28 de maio de 2020

Qual o impacto dos vieses cognitivos na tomada de decisão dos comunicadores durante a pandemia?

Comunicar em meio a situações complexas e incertas, como a crise gerada pela Covid-19, é um enorme desafio. Principalmente porque nestes momentos sempre exigem dos profissionais de comunicação ações rápidas e assertivas. Ressaltando que muitas dessas tomadas de decisão trazem impactos profundos e de longo prazo para a reputação de pessoas, negócios e organizações.

A pergunta que sempre vem à mente neste momento é: será que estou acertando?

E em busca de como ajudar pessoas a tomarem decisões mais assertivas, principalmente em situações de crises, pesquisadores se debruçaram e, através de vários estudos e experimentos sociais, chegaram a uma conclusão no mínimo inusitada:

O nosso grande inimigo nesse processo somos nós mesmos. Ou melhor, a nossa mente!
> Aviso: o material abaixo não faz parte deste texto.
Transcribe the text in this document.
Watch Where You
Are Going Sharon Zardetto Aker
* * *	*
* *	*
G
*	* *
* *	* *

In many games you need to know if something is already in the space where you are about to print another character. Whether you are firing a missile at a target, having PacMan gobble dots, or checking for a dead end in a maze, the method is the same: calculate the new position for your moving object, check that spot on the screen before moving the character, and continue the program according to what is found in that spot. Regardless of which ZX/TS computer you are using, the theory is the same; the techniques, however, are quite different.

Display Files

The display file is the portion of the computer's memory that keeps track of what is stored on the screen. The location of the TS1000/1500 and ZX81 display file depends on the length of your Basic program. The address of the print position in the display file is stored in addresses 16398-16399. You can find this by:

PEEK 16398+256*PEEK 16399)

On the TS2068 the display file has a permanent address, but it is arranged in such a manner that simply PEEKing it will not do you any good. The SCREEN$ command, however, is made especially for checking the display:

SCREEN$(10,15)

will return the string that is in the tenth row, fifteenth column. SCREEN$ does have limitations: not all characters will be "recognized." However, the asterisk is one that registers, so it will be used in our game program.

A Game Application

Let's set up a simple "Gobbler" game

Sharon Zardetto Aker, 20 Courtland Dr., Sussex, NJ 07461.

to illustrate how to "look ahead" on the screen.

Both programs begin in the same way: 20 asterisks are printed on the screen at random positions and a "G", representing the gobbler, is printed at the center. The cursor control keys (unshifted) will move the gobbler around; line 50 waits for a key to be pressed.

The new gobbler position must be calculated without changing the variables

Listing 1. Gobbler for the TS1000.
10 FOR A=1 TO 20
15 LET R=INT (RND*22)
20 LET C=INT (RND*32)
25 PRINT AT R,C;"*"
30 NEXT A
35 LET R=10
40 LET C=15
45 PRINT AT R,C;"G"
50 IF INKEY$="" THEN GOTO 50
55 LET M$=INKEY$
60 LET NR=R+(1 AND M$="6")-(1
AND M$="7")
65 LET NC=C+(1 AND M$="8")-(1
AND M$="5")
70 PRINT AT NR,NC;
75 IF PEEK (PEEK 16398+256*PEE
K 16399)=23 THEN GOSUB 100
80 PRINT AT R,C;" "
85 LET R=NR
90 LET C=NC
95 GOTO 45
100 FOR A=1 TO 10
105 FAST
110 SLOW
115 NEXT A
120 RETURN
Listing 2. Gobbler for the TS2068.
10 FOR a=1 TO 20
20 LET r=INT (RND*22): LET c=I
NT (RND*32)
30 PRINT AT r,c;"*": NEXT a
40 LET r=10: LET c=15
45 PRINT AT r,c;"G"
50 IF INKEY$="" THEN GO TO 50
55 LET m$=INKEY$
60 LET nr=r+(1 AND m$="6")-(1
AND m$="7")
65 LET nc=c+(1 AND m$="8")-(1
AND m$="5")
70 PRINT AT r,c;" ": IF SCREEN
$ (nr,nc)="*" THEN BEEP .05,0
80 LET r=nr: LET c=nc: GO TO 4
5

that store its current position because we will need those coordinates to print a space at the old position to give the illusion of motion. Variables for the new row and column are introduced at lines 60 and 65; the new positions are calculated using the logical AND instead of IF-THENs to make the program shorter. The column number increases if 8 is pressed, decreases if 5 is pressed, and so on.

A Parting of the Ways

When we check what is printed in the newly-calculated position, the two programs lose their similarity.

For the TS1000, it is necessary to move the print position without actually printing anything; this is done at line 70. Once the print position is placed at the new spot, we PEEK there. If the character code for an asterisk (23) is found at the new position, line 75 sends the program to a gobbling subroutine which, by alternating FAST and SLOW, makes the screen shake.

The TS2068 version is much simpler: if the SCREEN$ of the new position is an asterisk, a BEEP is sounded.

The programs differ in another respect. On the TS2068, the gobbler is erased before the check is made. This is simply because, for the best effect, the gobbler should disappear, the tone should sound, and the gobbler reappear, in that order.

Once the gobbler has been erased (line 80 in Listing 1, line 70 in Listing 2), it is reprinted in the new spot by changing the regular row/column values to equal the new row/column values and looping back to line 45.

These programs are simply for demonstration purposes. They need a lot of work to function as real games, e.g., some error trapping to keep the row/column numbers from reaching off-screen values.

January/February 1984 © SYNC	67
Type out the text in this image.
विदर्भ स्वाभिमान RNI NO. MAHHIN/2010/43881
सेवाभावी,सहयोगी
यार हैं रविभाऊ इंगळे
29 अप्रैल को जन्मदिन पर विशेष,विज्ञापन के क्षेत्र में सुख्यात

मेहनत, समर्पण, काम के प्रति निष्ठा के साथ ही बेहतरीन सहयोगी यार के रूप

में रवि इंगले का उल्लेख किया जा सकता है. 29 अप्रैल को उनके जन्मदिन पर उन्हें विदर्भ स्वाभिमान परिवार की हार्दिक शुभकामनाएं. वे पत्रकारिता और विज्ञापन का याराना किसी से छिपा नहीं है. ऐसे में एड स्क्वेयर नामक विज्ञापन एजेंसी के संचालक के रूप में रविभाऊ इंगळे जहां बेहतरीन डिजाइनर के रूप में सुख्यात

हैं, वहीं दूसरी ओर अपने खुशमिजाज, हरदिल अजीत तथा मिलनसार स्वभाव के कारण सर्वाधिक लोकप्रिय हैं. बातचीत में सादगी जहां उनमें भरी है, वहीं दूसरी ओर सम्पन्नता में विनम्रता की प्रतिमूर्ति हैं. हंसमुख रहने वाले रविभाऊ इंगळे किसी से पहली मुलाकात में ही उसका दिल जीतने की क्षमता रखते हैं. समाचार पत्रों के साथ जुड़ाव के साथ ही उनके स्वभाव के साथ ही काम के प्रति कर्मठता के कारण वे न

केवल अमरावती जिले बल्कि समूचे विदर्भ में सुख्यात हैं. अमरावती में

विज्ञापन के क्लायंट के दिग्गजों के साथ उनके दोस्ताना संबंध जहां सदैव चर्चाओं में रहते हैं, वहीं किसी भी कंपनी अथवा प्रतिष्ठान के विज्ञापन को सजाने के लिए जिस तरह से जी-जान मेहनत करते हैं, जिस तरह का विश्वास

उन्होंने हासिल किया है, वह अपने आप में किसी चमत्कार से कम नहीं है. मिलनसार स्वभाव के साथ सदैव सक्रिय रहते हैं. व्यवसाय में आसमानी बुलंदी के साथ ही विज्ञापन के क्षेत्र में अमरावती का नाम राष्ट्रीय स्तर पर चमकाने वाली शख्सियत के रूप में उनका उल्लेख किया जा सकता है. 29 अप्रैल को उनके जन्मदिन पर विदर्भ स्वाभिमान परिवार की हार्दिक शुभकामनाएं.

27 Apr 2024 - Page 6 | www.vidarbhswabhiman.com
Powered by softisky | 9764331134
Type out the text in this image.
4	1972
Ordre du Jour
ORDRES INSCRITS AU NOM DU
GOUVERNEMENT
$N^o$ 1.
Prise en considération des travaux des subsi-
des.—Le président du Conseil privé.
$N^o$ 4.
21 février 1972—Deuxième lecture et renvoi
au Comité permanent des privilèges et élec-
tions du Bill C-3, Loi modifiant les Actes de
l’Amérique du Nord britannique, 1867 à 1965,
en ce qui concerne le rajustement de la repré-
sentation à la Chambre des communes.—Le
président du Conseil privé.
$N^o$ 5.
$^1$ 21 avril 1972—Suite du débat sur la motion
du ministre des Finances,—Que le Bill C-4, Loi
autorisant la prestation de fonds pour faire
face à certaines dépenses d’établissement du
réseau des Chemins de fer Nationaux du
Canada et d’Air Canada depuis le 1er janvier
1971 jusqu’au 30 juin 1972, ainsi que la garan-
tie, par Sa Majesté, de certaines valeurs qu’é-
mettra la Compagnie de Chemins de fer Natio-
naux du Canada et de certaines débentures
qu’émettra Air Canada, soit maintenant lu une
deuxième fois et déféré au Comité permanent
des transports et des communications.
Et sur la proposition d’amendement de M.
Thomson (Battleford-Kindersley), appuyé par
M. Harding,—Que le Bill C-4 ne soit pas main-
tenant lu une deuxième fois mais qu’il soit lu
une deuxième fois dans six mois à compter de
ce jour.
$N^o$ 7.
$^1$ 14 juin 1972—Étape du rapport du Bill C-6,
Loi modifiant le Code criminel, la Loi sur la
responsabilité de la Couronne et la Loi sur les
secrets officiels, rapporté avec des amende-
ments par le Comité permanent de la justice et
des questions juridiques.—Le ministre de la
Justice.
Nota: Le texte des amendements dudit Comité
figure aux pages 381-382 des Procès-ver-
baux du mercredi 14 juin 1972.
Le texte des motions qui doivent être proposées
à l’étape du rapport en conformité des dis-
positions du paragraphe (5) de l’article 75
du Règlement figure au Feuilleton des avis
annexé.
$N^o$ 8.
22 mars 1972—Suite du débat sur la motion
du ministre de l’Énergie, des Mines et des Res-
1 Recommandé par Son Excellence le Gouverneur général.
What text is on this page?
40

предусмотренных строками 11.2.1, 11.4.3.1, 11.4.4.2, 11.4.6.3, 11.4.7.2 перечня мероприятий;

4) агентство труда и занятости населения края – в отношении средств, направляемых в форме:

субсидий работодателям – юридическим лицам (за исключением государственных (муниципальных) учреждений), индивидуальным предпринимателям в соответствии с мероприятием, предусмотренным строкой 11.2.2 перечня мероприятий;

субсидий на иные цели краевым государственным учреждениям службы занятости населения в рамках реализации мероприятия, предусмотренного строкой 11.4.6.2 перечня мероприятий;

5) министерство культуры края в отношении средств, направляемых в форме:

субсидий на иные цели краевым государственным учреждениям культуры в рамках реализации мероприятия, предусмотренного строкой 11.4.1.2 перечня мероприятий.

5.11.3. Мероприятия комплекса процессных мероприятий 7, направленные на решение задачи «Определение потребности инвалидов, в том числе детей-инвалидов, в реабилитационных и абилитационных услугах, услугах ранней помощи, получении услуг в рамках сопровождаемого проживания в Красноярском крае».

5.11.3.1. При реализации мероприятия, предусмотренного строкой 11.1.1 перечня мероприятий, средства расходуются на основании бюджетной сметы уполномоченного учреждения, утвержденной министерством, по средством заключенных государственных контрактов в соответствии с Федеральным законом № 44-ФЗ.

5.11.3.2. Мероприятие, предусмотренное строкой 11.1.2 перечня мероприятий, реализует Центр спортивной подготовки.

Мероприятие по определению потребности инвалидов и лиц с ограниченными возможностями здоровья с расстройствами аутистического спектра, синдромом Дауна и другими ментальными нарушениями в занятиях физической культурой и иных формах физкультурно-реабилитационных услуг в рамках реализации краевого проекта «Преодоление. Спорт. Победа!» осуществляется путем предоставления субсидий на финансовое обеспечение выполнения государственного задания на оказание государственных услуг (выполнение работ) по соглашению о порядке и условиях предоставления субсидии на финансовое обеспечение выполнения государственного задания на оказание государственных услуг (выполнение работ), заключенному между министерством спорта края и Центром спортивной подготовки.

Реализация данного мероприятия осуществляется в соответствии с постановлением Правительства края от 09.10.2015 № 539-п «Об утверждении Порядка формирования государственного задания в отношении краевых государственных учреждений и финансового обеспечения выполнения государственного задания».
Nesse artigo vamos explicar brevemente sobre o que são os Vieses Cognitivos e como eles mascaram as nossas tomadas de decisão e faz com que as pessoas achem que estamos no caminho certo. Compreender e aprender qual o impacto que tais comportamentos trazem para as nossas decisões é um grande passo para que possamos tomar decisões mais corretas e assertivas, ainda mais quando estamos tratando de profissionais de comunicação que lidam com um dos maiores ativos das organizações: a reputação.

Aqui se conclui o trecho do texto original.